2. Apply Human Judgment
AI output still needs human oversight. Writers must check claims, refine logic, and ensure the text matches the expectations of their audience or context. As the study emphasizes, “AI can generate text, but it cannot generate purpose.” Only the writer can decide what the piece is arguing and why it matters.
3. Move from Outsourcing to Orchestrating
Students who mastered these thresholds stopped treating AI as a shortcut. Instead, they used it to test ideas, evaluate options, and sharpen their arguments. Anders and Dux Speltz describe this shift as moving from outsourcing your writing to orchestrating it. This approach transforms AI from a crutch into a creative partner.
For more on improving your writing process, check out our guide on best practices for AI-assisted writing.
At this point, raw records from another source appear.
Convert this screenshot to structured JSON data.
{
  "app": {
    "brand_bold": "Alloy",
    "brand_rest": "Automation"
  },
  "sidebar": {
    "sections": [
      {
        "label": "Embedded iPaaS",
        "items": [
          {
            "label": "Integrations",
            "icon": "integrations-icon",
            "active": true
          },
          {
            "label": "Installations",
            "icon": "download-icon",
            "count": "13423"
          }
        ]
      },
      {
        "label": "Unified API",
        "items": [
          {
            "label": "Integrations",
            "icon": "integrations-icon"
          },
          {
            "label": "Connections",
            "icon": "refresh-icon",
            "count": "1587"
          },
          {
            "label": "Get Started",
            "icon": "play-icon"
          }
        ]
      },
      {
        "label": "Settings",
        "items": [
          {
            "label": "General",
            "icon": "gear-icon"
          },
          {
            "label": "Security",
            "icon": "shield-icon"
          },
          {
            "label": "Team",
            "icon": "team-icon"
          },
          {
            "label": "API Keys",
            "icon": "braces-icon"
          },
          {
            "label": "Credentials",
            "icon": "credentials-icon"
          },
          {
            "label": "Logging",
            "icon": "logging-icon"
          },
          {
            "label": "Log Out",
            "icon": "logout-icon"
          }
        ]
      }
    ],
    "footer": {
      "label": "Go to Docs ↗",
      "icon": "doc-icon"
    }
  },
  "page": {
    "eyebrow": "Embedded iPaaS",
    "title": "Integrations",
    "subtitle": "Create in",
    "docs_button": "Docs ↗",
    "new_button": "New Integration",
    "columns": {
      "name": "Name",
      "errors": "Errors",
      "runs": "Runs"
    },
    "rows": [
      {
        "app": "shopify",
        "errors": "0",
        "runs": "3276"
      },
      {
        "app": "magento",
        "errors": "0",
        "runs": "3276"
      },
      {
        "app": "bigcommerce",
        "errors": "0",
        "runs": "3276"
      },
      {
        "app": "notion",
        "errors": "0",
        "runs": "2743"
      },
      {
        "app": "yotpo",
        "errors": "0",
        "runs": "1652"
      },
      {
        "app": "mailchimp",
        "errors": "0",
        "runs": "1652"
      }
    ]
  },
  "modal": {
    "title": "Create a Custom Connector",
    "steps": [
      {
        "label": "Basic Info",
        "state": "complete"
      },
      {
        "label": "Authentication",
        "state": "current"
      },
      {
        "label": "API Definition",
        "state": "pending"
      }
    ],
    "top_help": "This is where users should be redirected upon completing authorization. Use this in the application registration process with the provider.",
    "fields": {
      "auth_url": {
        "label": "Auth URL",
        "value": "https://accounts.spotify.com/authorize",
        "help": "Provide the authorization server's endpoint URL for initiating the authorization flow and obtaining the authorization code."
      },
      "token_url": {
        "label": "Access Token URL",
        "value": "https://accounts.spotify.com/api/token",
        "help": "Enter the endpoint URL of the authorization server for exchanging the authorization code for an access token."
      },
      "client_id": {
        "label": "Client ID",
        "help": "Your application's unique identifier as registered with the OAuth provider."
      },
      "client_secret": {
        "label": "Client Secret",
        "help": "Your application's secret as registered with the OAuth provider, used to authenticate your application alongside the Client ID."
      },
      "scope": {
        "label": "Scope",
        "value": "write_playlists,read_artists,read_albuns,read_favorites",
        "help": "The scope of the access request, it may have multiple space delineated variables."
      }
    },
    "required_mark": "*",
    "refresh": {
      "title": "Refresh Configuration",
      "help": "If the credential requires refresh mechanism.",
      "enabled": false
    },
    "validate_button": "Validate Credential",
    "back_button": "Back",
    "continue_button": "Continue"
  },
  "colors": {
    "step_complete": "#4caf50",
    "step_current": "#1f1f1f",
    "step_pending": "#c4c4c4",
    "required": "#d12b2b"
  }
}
What Good AI-Assisted Writing Looks Like
So, what does effective AI-assisted writing actually look like? It starts with a clear purpose. Instead of asking AI to “write an essay on climate change,” a skilled user might prompt: “Generate three contrasting arguments about carbon pricing, each supported by one potential counterpoint.” This approach forces the writer to think critically about structure and evidence.
The researchers observed that students who succeeded treated AI as a brainstorming tool rather than a final editor. They used it to explore angles, identify gaps in their reasoning, and test the strength of their thesis. In the end, they produced work that was both fluent and substantive.
If you’re looking to refine your AI writing skills, consider exploring our resource on effective prompt engineering techniques.
The Bottom Line: Writing Is Still Thinking
As Anders puts it, “AI changes the workflow, but it doesn’t change the fact that writing is thinking.” This distinction matters more than ever as AI-generated text becomes harder to distinguish from human writing. The fluency trap is real, but it’s not inevitable. By staying aware of its dangers and adopting a more deliberate approach, writers can harness AI’s power without sacrificing depth or originality.
Ultimately, the best AI-assisted writing combines machine fluency with human insight. Don’t let the polish fool you—keep questioning, keep refining, and keep thinking.